She’d had more than one fantasy lately about being the one to excavate such a treasure.
If the rumors were even true.
A sparkle caught her eye and she paused, noting a fancy brooch pinned to a woman’s gray blazer. It was the iconic Renegade R, set in red rhinestones. Probably not real gems, but pretty enough to give her pause.
She angled her way forward, focusing on the jewelry. She pictured the sharp little pin pushed through the fabric of the woman’s lapel. She imagined the clasp peeling back. The pin popping free. The brooch slipping out of the fabric.
She bumped into the woman at the same moment the brooch tumbled down, landing in her open palm. She wrapped her fingers around it too fast and felt the stab of the pin against her finger. She flinched, but the woman was watching her suspiciously, so she changed the grimace into a brilliant smile and dashed off an effusive apology before ducking back into the mass of bodies.
She felt someone’s gaze on her then. Daring to glance up, she spotted a man tucked into the crowd, a worn trench coat draped over his bulky figure. He was staring at her like he recognized her, though she knew she’d never seen him before. One doesn’t forget a face like that—a patchwork of blotchy skin, with one cheek that drooped lower than the other, dragging down the left side of his mouth, missing eyebrows and raised scars crisscrossing his brow. She wondered what sort of sad superpower would manifest like that.
He smiled at her.

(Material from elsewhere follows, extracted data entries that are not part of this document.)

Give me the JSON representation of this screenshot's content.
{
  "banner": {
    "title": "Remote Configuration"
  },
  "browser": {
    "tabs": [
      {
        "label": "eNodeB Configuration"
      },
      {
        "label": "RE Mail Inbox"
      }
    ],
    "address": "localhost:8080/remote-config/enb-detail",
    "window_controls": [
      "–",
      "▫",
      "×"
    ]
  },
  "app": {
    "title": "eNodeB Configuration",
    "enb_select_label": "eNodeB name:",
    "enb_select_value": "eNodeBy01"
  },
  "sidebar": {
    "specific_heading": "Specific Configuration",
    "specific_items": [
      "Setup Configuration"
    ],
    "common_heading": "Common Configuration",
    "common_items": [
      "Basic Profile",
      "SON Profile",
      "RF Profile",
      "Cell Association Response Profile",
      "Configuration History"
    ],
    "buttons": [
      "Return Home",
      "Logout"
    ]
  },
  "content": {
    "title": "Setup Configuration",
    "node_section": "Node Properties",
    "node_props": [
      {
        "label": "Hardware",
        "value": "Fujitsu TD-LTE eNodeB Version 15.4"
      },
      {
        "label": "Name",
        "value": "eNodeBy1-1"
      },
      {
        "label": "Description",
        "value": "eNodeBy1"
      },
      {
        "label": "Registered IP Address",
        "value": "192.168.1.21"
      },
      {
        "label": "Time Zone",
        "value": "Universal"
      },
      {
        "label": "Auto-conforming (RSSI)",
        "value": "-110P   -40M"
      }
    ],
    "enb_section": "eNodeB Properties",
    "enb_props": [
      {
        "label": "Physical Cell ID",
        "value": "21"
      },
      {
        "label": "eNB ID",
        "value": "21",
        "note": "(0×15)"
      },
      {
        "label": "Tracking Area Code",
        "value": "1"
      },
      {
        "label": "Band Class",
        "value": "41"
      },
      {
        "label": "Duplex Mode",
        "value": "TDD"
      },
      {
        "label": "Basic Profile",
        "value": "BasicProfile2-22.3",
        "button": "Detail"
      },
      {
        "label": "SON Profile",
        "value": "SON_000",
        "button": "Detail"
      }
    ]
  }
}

A knowing, lopsided grin.
Feeling self-conscious and worried that maybe he’d witnessed the theft and was about to raise an alarm—which was extra risky now that everyone saw themselves as part vigilante—she pivoted and hurried off in the other direction.
She waited until she was half a block away before she opened her hand and inspected the brooch. Definitely cheap costume jewelry, but it would fetch a few bucks at the pawnshop, at least.
She held the pin up against her own shirt, right over her heart, and used her mind to slip the sharp point through the fabric and twist the clasp back into place.
Popping her finger into her mouth to suck off the drop of blood, she dug her other hand into her pocket to pull out the rest of the day’s treasures. A wallet, two watches, and a gold wedding band. She felt a little guilty over that last one, but without knowing what was to become of the Renegades, she figured she had to go into survival mode.
If she was good at anything, it was surviving.
She tucked away her findings, but kept out the last item she’d dug from her pocket, the good luck charm that was always with her, hidden away for safekeeping—a small silver bullet. The one that should have killed her. When she was just a baby, she’d been shot by a burglar breaking into her family’s apartment. That night, her parents had been murdered. That night, her older sister had disappeared, either run away or kidnapped, and never heard from again.
That night, her own dormant powers had been awoken.
Of course, she didn’t remember any of this for herself, only what the staff at the children’s home had told her. They said she’d been found by the landlord, drenched in her own blood and screaming her head off, the bullet clutched in her pudgy fist. They told her that was less than an hour after Captain Chromium himself had stopped by to investigate the crime and declared her and her parents dead.
And the Renegades wondered why everyone thought they were inept.
For years, she had dreamed of her sister coming to claim her. Of … anyone, really, coming to claim her. But eventually she had realized that no one was coming. No one cared about one more orphaned, unwanted prodigy.
She could only rely on herself.
Which was fine. She didn’t need anyone else. She was a survivor. The bullet was proof enough of that.
Squeezing her fist, she shoved the bullet back into her pocket and started making her way to the pawnshop to sell her goods before she got caught with them.
She knew she wasn’t a Renegade anymore. A lot of people were saying they didn’t even need Renegades now, just as they no longer needed to fear villains. There were no longer prodigies vying for power or non-prodigies being caught in the middle. They could reclaim control of their own city, their own society, their own lives.
But it was only a matter of time. The greed would come back. The power struggles. The conflicts. This phase would pass, and the problems would still be there. Only now, each side would have a bigger army, with stronger weapons.
When it happened, they would see that not everyone was willing to protect the innocent, defend the weak, fight for justice. They would realize that some prodigies are stronger for a reason. Braver for a reason. Some people were always meant to be heroes.
Just like some people were always meant to be villains.